I even noticed the database being destroyed, according to the log (ls /var/lib/postgresql only showed the 15 cluster and psql only showed an empty database). At this point, it seems like I started recovering the old database by installing the postgresql-13 package. But somehow, during the restore procedure, I got confused and thought the database was already restored somehow.
So instead of completing the recovery from the backup server, I went back to the upgrade procedure to upgrade the (now empty) 13 cluster to 15. Part of the confusion was due to this back-and-forth between the restore and the upgrade procedure. I got stuck on trying to make the new cluster talk with the backup server, for example, which was very distracting.
Having all PostgreSQL servers properly managed by Puppet (as opposed to having to manually update pg_hba.conf) would improve that situation as well.
So that's it!
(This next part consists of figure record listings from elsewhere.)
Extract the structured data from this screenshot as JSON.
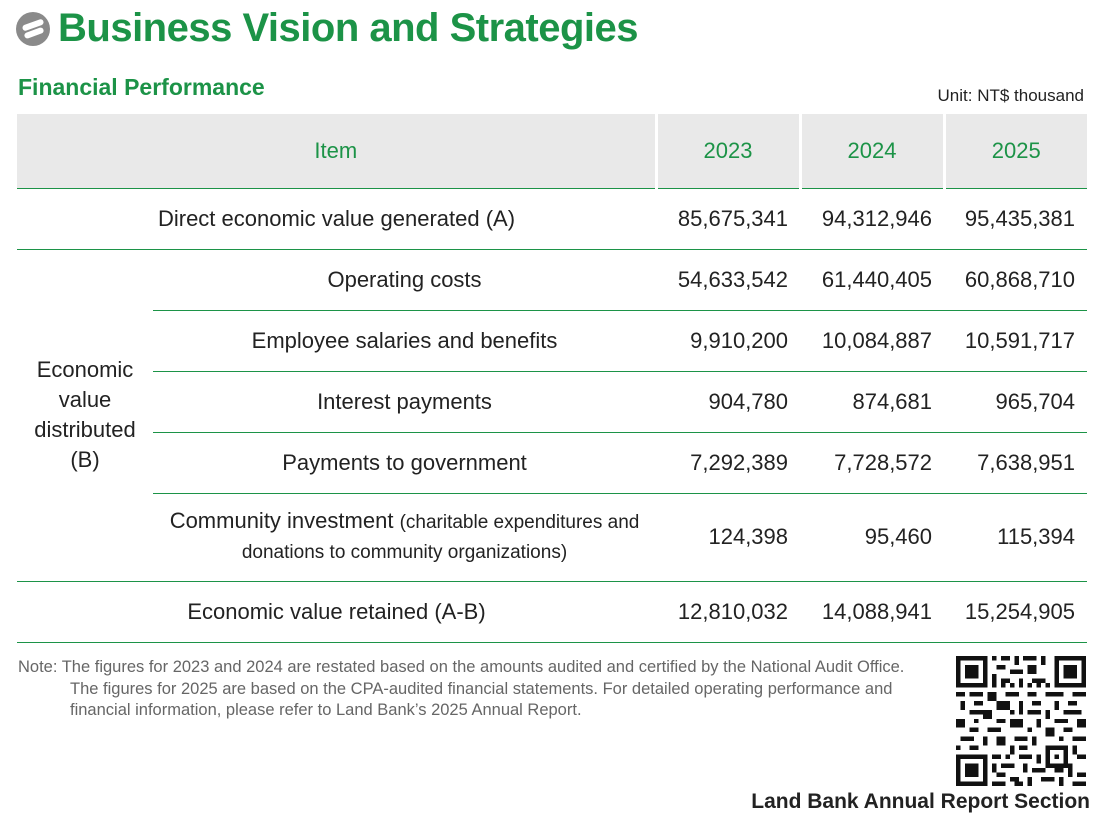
{
  "header": {
    "title": "Business Vision and Strategies",
    "logo_icon": "land-bank-logo-icon"
  },
  "section": {
    "title": "Financial Performance",
    "unit": "Unit: NT$ thousand"
  },
  "table": {
    "columns": [
      "Item",
      "2023",
      "2024",
      "2025"
    ],
    "direct": {
      "label": "Direct economic value generated (A)",
      "values": [
        "85,675,341",
        "94,312,946",
        "95,435,381"
      ]
    },
    "distributed_group": "Economic value distributed (B)",
    "distributed": [
      {
        "label": "Operating costs",
        "values": [
          "54,633,542",
          "61,440,405",
          "60,868,710"
        ]
      },
      {
        "label": "Employee salaries and benefits",
        "values": [
          "9,910,200",
          "10,084,887",
          "10,591,717"
        ]
      },
      {
        "label": "Interest payments",
        "values": [
          "904,780",
          "874,681",
          "965,704"
        ]
      },
      {
        "label": "Payments to government",
        "values": [
          "7,292,389",
          "7,728,572",
          "7,638,951"
        ]
      },
      {
        "label": "Community investment",
        "label_note": "(charitable expenditures and donations to community organizations)",
        "values": [
          "124,398",
          "95,460",
          "115,394"
        ]
      }
    ],
    "retained": {
      "label": "Economic value retained (A-B)",
      "values": [
        "12,810,032",
        "14,088,941",
        "15,254,905"
      ]
    }
  },
  "note": "Note: The figures for 2023 and 2024 are restated based on the amounts audited and certified by the National Audit Office. The figures for 2025 are based on the CPA-audited financial statements. For detailed operating performance and financial information, please refer to Land Bank’s 2025 Annual Report.",
  "qr": {
    "caption": "Land Bank Annual Report Section",
    "icon": "qr-code-icon"
  },
  "colors": {
    "accent": "#1c9347",
    "header_bg": "#e9e9e9"
  }
}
The root cause of the problem was a faulty upgrade procedure that was destroying the live, production database server, compounded with a lack of proper monitoring, lack of communication of the upgrade, and lack of automation of the database servers.
Recommendations:
fix the upgrade procedure to ensure the pg_dropcluster command is only ran on an empty database (alternatively: automate the procedure so that it's hard or impossible to confuse the production (13 in this case) and target (15) clusters
properly monitor the Weather service, possibly through prometheus and the prometheus-alerts repository
properly communicate to service admins the upgrade completion
i documented the data recovery procedure in howto/backup, but it goes a bit beyond just "backups" as it delves in the hairy postgresql stuff... i guess that's good enough for now, phew.
i just realized another thing: a key problem here is the backups were destroyed after 7 days. that's a tad short: database backups are normally kept for four weeks, if my memory is correct, so maybe we could change the procedure to do that.
in fact, i wonder why we move that directory around in the first place. shouldn't we just keep it in the same directory and leave the normal backup rotation operate?
something to review anyway, adding to the checklist here.
i opened status-site#32 (closed) to propose to remove the staging as a consequence of this and also other similar situations, rationale detailed there.